| Users | Notifications/Day | Key Changes |
|---|---|---|
| 100 | ~1,000 | Simple queue, single server, direct DB writes |
| 10,000 | ~100,000 | Message queue introduced, caching user preferences, DB indexing |
| 1,000,000 | ~10,000,000 | Multiple app servers, distributed queue, read replicas, push notification services |
| 100,000,000 | ~1,000,000,000 | Sharded DB, global CDN for media, microservices, event-driven architecture |
Design a notification system in HLD - Scalability & System Analysis
At around 10,000 users, the database becomes the first bottleneck. Writing and reading notification data for many users causes high latency and connection limits. The single server and simple queue cannot handle the volume efficiently.
- Horizontal Scaling: Add more application servers behind a load balancer to handle more notification requests.
- Message Queues: Use distributed queues (e.g., Kafka, RabbitMQ) to decouple notification generation from delivery.
- Caching: Cache user notification preferences and recent notifications to reduce DB load.
- Database Read Replicas: Use replicas to distribute read traffic and reduce load on the primary DB.
- Sharding: Partition the database by user ID or region to scale writes and storage.
- Push Notification Services: Use external services (e.g., Firebase, APNs) for mobile push notifications to offload delivery.
- CDN: Use CDN for static media in notifications to reduce bandwidth and latency.
- At 1M users sending 10 notifications/day: ~10M notifications/day ≈ 115 notifications/sec.
- Database: Needs to handle ~115 writes/sec plus reads; a single DB can handle ~5,000 QPS, so one instance is sufficient but close to limits.
- Message Queue: Must support ~115 enqueue/dequeue operations per second, well within Kafka or RabbitMQ capabilities.
- Bandwidth: Assuming 1 KB per notification, 115 KB/s ≈ 0.9 Mbps, easily handled by 1 Gbps network.
- Storage: 10M notifications/day x 1 KB = ~10 GB/day; plan for archiving and tiered storage.
Start by clarifying notification types and user scale.

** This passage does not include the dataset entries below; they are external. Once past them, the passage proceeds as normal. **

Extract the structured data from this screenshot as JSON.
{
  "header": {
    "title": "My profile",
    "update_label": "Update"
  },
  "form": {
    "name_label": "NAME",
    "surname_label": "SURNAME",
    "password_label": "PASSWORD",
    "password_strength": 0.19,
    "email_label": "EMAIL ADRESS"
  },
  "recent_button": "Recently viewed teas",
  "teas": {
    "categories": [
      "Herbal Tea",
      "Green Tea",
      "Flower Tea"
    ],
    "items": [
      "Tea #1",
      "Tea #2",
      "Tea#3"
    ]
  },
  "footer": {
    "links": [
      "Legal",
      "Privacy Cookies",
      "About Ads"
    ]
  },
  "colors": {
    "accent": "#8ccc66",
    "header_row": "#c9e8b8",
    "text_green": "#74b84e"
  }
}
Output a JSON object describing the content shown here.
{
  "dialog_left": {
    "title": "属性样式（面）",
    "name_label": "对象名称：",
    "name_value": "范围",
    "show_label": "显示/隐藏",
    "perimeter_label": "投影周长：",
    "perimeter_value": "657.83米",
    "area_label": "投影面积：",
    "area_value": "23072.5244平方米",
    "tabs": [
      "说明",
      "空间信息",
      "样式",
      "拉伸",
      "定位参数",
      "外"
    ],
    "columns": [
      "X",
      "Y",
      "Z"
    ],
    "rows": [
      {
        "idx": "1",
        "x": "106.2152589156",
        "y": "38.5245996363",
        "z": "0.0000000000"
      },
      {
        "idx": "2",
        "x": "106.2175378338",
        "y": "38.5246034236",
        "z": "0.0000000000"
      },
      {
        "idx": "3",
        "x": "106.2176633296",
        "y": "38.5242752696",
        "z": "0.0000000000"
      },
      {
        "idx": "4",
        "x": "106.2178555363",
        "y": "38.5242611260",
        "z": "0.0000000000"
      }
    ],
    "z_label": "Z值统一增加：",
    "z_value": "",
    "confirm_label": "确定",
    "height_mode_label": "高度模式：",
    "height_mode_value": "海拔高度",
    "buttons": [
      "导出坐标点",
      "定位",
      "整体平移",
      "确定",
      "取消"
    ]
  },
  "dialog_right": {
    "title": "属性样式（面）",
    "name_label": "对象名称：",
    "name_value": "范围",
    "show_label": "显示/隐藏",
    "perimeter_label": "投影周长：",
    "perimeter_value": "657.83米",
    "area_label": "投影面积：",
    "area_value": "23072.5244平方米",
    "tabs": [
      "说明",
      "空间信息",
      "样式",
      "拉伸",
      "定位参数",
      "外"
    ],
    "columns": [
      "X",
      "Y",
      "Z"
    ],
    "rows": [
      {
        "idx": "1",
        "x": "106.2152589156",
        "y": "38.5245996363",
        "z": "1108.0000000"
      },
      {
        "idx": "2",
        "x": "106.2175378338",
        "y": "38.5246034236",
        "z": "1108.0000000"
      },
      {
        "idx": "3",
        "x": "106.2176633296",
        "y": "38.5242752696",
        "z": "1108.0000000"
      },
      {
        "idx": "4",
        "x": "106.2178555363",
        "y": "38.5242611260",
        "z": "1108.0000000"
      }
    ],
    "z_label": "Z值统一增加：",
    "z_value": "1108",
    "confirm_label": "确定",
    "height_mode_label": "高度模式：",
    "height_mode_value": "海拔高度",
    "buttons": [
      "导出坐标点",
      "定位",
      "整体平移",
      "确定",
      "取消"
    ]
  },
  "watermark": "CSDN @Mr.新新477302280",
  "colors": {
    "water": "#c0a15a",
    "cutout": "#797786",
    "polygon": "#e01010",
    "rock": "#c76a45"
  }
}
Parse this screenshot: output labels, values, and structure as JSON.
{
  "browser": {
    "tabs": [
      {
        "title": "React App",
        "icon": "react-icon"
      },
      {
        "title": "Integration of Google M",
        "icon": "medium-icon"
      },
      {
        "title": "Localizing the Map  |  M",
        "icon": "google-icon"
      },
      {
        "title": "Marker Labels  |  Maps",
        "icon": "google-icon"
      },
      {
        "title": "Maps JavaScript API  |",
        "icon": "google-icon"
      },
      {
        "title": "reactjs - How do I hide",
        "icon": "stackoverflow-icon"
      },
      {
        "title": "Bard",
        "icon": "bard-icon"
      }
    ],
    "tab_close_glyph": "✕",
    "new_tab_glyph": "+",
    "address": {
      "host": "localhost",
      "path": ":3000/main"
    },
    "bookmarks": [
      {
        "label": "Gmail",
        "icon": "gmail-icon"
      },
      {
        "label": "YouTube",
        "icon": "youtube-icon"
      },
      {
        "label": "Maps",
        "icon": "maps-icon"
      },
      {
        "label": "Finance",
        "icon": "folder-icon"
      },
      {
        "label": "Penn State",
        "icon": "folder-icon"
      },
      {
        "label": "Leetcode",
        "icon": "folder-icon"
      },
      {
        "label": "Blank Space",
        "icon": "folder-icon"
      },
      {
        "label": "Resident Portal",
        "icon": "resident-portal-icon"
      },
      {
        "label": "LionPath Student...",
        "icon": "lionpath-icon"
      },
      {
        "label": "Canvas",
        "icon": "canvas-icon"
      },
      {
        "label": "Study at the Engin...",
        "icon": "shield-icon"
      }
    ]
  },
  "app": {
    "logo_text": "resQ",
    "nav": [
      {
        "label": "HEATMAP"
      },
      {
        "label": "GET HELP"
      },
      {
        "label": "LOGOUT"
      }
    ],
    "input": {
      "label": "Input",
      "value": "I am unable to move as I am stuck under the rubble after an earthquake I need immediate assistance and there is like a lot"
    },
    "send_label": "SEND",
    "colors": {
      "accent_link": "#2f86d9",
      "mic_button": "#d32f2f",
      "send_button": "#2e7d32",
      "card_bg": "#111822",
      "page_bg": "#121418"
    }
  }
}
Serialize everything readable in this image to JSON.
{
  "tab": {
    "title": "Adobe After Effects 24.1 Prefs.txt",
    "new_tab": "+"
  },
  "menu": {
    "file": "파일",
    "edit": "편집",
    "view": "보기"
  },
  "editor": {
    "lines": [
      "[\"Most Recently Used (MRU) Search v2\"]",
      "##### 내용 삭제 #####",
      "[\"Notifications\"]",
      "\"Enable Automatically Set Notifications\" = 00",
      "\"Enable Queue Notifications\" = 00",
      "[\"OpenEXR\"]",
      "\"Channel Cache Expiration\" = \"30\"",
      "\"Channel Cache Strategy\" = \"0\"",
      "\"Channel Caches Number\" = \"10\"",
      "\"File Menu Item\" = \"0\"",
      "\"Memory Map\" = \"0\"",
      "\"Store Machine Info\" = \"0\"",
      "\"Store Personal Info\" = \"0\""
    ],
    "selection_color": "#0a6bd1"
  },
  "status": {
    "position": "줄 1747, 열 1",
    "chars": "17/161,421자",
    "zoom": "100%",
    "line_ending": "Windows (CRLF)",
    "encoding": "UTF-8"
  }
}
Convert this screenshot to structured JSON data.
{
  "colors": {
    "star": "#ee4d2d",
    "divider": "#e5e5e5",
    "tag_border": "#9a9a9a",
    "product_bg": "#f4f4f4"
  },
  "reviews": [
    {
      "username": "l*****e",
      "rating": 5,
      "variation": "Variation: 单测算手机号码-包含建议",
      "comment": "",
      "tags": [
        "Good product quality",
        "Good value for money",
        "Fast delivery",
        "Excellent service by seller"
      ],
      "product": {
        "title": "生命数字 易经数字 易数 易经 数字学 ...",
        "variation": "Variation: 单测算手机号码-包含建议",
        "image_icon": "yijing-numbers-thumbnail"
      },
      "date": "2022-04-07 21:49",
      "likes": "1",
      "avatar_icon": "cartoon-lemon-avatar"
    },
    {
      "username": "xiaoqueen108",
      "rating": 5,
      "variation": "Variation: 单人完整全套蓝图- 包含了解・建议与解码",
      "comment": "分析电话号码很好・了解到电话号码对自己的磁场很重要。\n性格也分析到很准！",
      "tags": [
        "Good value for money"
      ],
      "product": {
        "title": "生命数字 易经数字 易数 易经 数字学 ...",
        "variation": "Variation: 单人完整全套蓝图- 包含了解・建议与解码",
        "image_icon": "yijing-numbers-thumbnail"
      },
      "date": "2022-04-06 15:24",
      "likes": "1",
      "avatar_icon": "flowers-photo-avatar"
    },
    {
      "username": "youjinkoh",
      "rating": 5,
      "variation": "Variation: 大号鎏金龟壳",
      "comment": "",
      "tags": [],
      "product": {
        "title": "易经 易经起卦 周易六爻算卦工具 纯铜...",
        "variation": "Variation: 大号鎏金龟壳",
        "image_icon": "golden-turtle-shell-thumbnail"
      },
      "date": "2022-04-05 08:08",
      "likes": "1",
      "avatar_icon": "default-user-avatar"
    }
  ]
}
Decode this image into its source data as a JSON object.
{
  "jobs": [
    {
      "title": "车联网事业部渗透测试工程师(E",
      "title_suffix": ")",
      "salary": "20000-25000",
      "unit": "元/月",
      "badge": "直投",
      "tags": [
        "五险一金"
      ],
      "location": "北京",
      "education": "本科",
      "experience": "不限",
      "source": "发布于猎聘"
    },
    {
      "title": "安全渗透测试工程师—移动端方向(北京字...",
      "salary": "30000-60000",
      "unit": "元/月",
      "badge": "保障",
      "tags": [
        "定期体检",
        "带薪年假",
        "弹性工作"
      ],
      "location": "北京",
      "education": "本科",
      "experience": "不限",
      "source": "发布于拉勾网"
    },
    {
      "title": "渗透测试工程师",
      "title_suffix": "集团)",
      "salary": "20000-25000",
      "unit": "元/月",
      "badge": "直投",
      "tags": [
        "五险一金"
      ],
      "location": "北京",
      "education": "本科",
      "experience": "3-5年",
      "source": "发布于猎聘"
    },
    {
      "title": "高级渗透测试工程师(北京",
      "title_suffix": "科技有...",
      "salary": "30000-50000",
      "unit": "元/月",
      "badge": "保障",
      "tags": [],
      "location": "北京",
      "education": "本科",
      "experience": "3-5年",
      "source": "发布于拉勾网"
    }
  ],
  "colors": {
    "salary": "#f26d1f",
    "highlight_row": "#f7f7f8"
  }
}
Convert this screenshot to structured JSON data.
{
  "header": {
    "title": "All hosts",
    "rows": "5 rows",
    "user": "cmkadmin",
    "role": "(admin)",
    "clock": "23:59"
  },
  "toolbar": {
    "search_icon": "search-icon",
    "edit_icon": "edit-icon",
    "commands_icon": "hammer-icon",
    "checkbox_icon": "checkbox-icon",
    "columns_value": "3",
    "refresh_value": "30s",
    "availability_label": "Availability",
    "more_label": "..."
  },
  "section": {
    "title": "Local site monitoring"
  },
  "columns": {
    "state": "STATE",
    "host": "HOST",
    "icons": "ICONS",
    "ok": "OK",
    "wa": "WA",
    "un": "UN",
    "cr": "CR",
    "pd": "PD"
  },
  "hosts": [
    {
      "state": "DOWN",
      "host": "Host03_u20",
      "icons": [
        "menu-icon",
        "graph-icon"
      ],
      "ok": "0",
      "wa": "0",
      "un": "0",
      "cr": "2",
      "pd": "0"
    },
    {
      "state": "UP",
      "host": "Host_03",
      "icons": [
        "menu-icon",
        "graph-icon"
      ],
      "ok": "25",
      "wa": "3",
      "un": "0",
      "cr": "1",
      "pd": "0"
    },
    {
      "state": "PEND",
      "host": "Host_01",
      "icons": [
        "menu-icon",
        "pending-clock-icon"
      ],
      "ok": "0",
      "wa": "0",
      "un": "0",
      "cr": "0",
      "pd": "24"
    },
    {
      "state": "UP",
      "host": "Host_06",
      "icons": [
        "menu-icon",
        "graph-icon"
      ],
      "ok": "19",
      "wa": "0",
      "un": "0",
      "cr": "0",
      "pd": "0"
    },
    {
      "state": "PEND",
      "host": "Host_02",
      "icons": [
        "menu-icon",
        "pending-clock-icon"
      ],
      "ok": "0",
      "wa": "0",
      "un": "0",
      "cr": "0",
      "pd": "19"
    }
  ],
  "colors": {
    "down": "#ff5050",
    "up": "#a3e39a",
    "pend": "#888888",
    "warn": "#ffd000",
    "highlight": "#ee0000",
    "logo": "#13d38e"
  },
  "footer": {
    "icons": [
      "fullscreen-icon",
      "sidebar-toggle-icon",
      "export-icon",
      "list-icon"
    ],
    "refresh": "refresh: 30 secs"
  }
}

Discuss data flow from event to delivery. Identify bottlenecks at each scale. Propose incremental scaling solutions: caching, queues, DB replicas, sharding. Mention trade-offs and real-world constraints like latency and cost.
Your database handles 1000 QPS. Traffic grows 10x to 10,000 QPS. What do you do first?
Answer: Add read replicas to distribute read traffic and reduce load on the primary database. Also, introduce caching for frequent reads and consider message queues to decouple processing.